AYRICA OKUYUN:Obi-Wan Kenobi’den Ewan McGregor, karakterinin söylemekten hoşlanmadığı popüler ifadesini ortaya koyuyor

Ancak, Ewan McGregor’un Obi-Wan Kenobi olarak geri dönüşü umabileceğiniz tek şey. Dizi, bu pozisyondaki bu oyuncu için hepimizin sahip olduğu nostaljinin her zerresini hızla çekiyor ve onu neşe yerine kedere neden olmak için kullanıyor. Kalbiniz, McGregor tarafından sönük bir Jedi ustası olarak ortadan kaybolmaya kararlı olarak oynanan Obi-Wan için acıyor. Hepsinden öte, Obi-Wan’ın hiçbir şey yapmadığı bir gösteri yok, ama bir şey yaptığında kazanılmış gibi görünüyor. Ewan MacGregor’un Obi-Wan rolünü yeniden canlandırdığını gördüğümde eski bir arkadaşımı görmek gibiydi. On yedi yaşındaki MacGregor, her zamankinden daha fazla Alec Guinness gibi hareket ediyor ve davranıyor. Artık bir zamanlar olduğu gibi idealist Jedi olmayan MacGregor, Ben Kenobi’ye yeni bir yön veriyor. Zekasını ve marifetlerini koruyor, ama artık yoruldu. Qui-Gon Jinn için çığlık attığı ikinci bölümdeki son sahnesi üzücüydü. Hayden Christensen’ı bu ilk bölümlerde sadece kısa bir süreliğine görmüş olsak da, varlığı gök gürültülü bir şekilde alkışlandı ve görülmesi tüyler ürpertici bir manzara.

obi-wan_kenobi_3.png

Obi-Wan Kenobi, duygusal yolculuğa verdiği bölünmemiş dikkati sayesinde harika bir başlangıç ​​yaptı. Ancak, ana başarısı olmasına rağmen, incelenecek daha çok şey var. Vivien Lyra Blair, her şey hakkında hemen hemen her şeyi bilmek için genellikle anlaşılmaz bir kapasiteye sahip olmasına rağmen, şaşırtıcı derecede sevimli bir genç Leia’yı yaratıyor. Grogu’ya bir Obi yanıtıysa bu korkunç bir şey değil. Star Wars’ın beklenmedik şekilde kasvetli bir parçasına biraz komedi ekliyor.

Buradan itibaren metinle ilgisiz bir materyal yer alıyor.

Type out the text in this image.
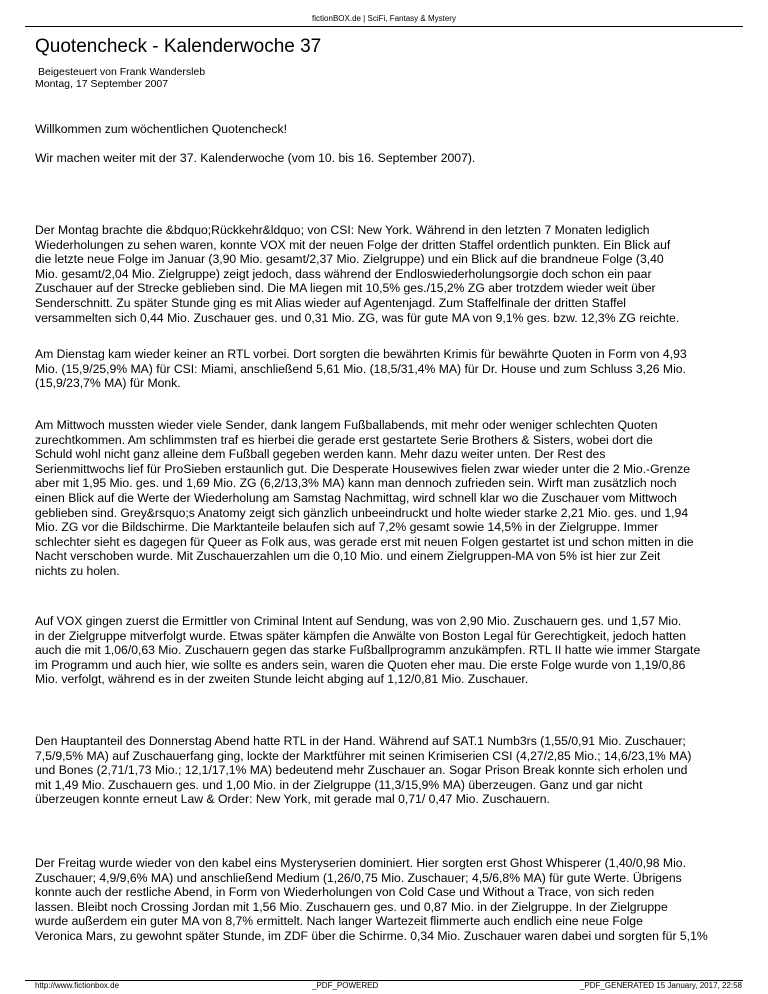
fictionBOX.de | SciFi, Fantasy & Mystery
Quotencheck - Kalenderwoche 37
Beigesteuert von Frank Wandersleb
Montag, 17 September 2007

Willkommen zum wöchentlichen Quotencheck!

Wir machen weiter mit der 37. Kalenderwoche (vom 10. bis 16. September 2007).

Der Montag brachte die &bdquo;Rückkehr&ldquo; von CSI: New York. Während in den letzten 7 Monaten lediglich
Wiederholungen zu sehen waren, konnte VOX mit der neuen Folge der dritten Staffel ordentlich punkten. Ein Blick auf
die letzte neue Folge im Januar (3,90 Mio. gesamt/2,37 Mio. Zielgruppe) und ein Blick auf die brandneue Folge (3,40
Mio. gesamt/2,04 Mio. Zielgruppe) zeigt jedoch, dass während der Endloswiederholungsorgie doch schon ein paar
Zuschauer auf der Strecke geblieben sind. Die MA liegen mit 10,5% ges./15,2% ZG aber trotzdem wieder weit über
Senderschnitt. Zu später Stunde ging es mit Alias wieder auf Agentenjagd. Zum Staffelfinale der dritten Staffel
versammelten sich 0,44 Mio. Zuschauer ges. und 0,31 Mio. ZG, was für gute MA von 9,1% ges. bzw. 12,3% ZG reichte.
Am Dienstag kam wieder keiner an RTL vorbei. Dort sorgten die bewährten Krimis für bewährte Quoten in Form von 4,93
Mio. (15,9/25,9% MA) für CSI: Miami, anschließend 5,61 Mio. (18,5/31,4% MA) für Dr. House und zum Schluss 3,26 Mio.
(15,9/23,7% MA) für Monk.
Am Mittwoch mussten wieder viele Sender, dank langem Fußballabends, mit mehr oder weniger schlechten Quoten
zurechtkommen. Am schlimmsten traf es hierbei die gerade erst gestartete Serie Brothers & Sisters, wobei dort die
Schuld wohl nicht ganz alleine dem Fußball gegeben werden kann. Mehr dazu weiter unten. Der Rest des
Serienmittwochs lief für ProSieben erstaunlich gut. Die Desperate Housewives fielen zwar wieder unter die 2 Mio.-Grenze
aber mit 1,95 Mio. ges. und 1,69 Mio. ZG (6,2/13,3% MA) kann man dennoch zufrieden sein. Wirft man zusätzlich noch
einen Blick auf die Werte der Wiederholung am Samstag Nachmittag, wird schnell klar wo die Zuschauer vom Mittwoch
geblieben sind. Grey&rsquo;s Anatomy zeigt sich gänzlich unbeeindruckt und holte wieder starke 2,21 Mio. ges. und 1,94
Mio. ZG vor die Bildschirme. Die Marktanteile belaufen sich auf 7,2% gesamt sowie 14,5% in der Zielgruppe. Immer
schlechter sieht es dagegen für Queer as Folk aus, was gerade erst mit neuen Folgen gestartet ist und schon mitten in die
Nacht verschoben wurde. Mit Zuschauerzahlen um die 0,10 Mio. und einem Zielgruppen-MA von 5% ist hier zur Zeit
nichts zu holen.
Auf VOX gingen zuerst die Ermittler von Criminal Intent auf Sendung, was von 2,90 Mio. Zuschauern ges. und 1,57 Mio.
in der Zielgruppe mitverfolgt wurde. Etwas später kämpfen die Anwälte von Boston Legal für Gerechtigkeit, jedoch hatten
auch die mit 1,06/0,63 Mio. Zuschauern gegen das starke Fußballprogramm anzukämpfen. RTL II hatte wie immer Stargate
im Programm und auch hier, wie sollte es anders sein, waren die Quoten eher mau. Die erste Folge wurde von 1,19/0,86
Mio. verfolgt, während es in der zweiten Stunde leicht abging auf 1,12/0,81 Mio. Zuschauer.
Den Hauptanteil des Donnerstag Abend hatte RTL in der Hand. Während auf SAT.1 Numb3rs (1,55/0,91 Mio. Zuschauer;
7,5/9,5% MA) auf Zuschauerfang ging, lockte der Marktführer mit seinen Krimiserien CSI (4,27/2,85 Mio.; 14,6/23,1% MA)
und Bones (2,71/1,73 Mio.; 12,1/17,1% MA) bedeutend mehr Zuschauer an. Sogar Prison Break konnte sich erholen und
mit 1,49 Mio. Zuschauern ges. und 1,00 Mio. in der Zielgruppe (11,3/15,9% MA) überzeugen. Ganz und gar nicht
überzeugen konnte erneut Law & Order: New York, mit gerade mal 0,71/ 0,47 Mio. Zuschauern.
Der Freitag wurde wieder von den kabel eins Mysteryserien dominiert. Hier sorgten erst Ghost Whisperer (1,40/0,98 Mio.
Zuschauer; 4,9/9,6% MA) und anschließend Medium (1,26/0,75 Mio. Zuschauer; 4,5/6,8% MA) für gute Werte. Übrigens
konnte auch der restliche Abend, in Form von Wiederholungen von Cold Case und Without a Trace, von sich reden
lassen. Bleibt noch Crossing Jordan mit 1,56 Mio. Zuschauern ges. und 0,87 Mio. in der Zielgruppe. In der Zielgruppe
wurde außerdem ein guter MA von 8,7% ermittelt. Nach langer Wartezeit flimmerte auch endlich eine neue Folge
Veronica Mars, zu gewohnt später Stunde, im ZDF über die Schirme. 0,34 Mio. Zuschauer waren dabei und sorgten für 5,1%
http://www.fictionbox.de	_PDF_POWERED	_PDF_GENERATED 15 January, 2017, 22:58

Aynı şey, tipik yeteneğiyle dolandırıcı Haja Estree’yi oynayan Kumail Nanjiani için de söylenebilir.

obi-wan_kenobi_2.png

Özetlemek gerekirse, Obi-Wan Kenobi, George Lucas’ın Star Wars üçlemelerinin iki dönemini daha önce hiç görmediğimiz bir şekilde yakalayan ve birleştiren tamamen yaratıcı bir hikaye ile aktarılan nostalji ve saygının mükemmel birleşimidir. Disney, Lucasfilm’i satın aldığından beri hepimizin beklediği Star Wars hikayesi bu ve sonunda burada. Obi-Wan Kenobi, her Star Wars meraklısını memnun edecek heyecan verici ve dramatik bir gişe rekorları kıran bir film.